JAKARTA – Pangeran Antasari berusia 75 tahun pada 11 Oktober 1862. Tanah Kampung Bayan Begok meninggal dunia karena penyakit cacar dan radang paru-paru di Sampirang, Kalimantan.
Jenazah Amir Antasari dimakamkan selama 91 tahun di hulu sungai Barito. Kemudian atas izin keluarga, makamnya dipindahkan ke Taman Makam Perang Banjar, Desa Mufti Surgi Banjarmasin, pada 11 November 1958.
Pangeran Antasari adalah Sultan Banjar. Ia dinobatkan sebagai pemimpin tertinggi pemerintahan dengan nama Panembahan Amiruddin Khalifatul Mukminin.
Nama ini merujuk pada Amir Antasari sebagai pemimpin pemerintahan, aliran, dan agama tertinggi.
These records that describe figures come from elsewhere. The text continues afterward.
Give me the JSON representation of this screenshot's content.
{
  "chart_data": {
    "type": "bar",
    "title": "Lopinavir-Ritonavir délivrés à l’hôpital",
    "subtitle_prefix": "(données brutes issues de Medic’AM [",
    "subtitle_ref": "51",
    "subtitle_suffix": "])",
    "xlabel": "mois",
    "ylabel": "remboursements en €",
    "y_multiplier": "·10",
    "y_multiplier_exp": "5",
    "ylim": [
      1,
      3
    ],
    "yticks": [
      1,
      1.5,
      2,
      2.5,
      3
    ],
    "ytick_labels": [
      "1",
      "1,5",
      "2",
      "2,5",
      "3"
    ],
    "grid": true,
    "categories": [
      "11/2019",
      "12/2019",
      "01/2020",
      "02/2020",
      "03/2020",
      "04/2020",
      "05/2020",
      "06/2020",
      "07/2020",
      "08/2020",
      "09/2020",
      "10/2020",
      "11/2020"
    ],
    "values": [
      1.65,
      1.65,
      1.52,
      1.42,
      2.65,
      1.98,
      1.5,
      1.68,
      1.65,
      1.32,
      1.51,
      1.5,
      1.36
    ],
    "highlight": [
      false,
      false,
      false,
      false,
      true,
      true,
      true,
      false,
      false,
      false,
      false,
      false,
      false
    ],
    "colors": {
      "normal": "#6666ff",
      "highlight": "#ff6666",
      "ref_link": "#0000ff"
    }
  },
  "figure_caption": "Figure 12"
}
Nama tersebut dikaitkan langsung dengan Tumenggung Surapati/Tumenggung Yang Pati Jaya Raja, kepala suku dan walikota Dayak yang merupakan penguasa wilayah Dusun Atas, Kapuas, dan Kahayan.
Pangeran Antasari tak hanya dipandang sebagai pemimpin marga Banjar. Ia juga merupakan pemimpin dua suku Islam dan Kaharingan yang tinggal di daerah Sungai Ngaju, Maanyan, Siang, Sihong, Kutai, Pasir, Murung, Bakumpai dan Barito.
Panembahan Amiruddin Khalifatul Mukminin diangkat menjadi Sultan Banjar pada tanggal 14 Maret 1862. Pangeran Antasari diangkat menjadi raja Banjar setelah Belanda terlebih dahulu menculik Ratu Siti (ibu Pangeran Hidayatullah) dan mengasingkan keduanya ke Sultan Hidayatullah Cianjur.
Pangeran Antasari pun melanjutkan perangnya dengan Belanda. Ia segera menyerukan kepada seluruh masyarakat, para pemimpin Dayak, para pejuang, para ulama dan para intelektual Banjar untuk melawan penjajah.
“Hiduplah untuk Tuhan, matilah untuk Tuhan!” teriak Pangeran Antasari.
Sejarah mencatat Pangeran Antasari bersama 300 prajuritnya menyerang tambang batu bara Belanda di Pengaron pada 25 April 1859.
Setelah perang ia memperkuatnya dengan bantuan para perwira dan pengikut setianya. Pangeran Antasari pernah menyerang markas Belanda di Martapura, Hulu Sungai, Riam Kanan, Tanah Laut, Tabalong di sepanjang Sungai Barito hingga Puruk Cahu.
Belanda bukannya tanpa perlawanan. Penjajah pernah menemukan senjata modern di Batavia, yang memaksa Emir Antasari memindahkan markasnya ke Muara Teweh.
Belanda pun beberapa kali meyakinkan Amir Antasari untuk menyerah, namun Panembahan Amiruddin Khalifatul Mukminin tidak menyerah satu kali pun. Pangeran Antasari tewas di tengah pasukannya, bahkan sebelum ia sempat ditangkap, apalagi meyakinkan Belanda.
Penjajah pun bergembira karena Pangeran Antasari meninggal dunia karena sakit usai pertempuran di kaki Bukit Bahang di Tundakan. Tugu Peringatan Perang Banjar dibangun oleh pemerintah Hindia Belanda untuk mengenang prajuritnya.
Perjuangan Pangeran Antasari dilanjutkan oleh putranya Mohammed Seman.
Pangeran Antasari dianugerahi gelar Keberanian dan Kemandirian Nasional oleh Pemerintah Republik Indonesia sesuai SK ke-16. 06/TK/1968, Jakarta, tanggal 27 Maret 1968.
Nantinya, untuk lebih mempromosikan Pangeran Antasari ke masyarakat, pemerintah melalui Bank Indonesia (BI) mengabadikan nama Pangeran Antasari dan gambarnya di selembar kertas bernilai Rp2 ribu.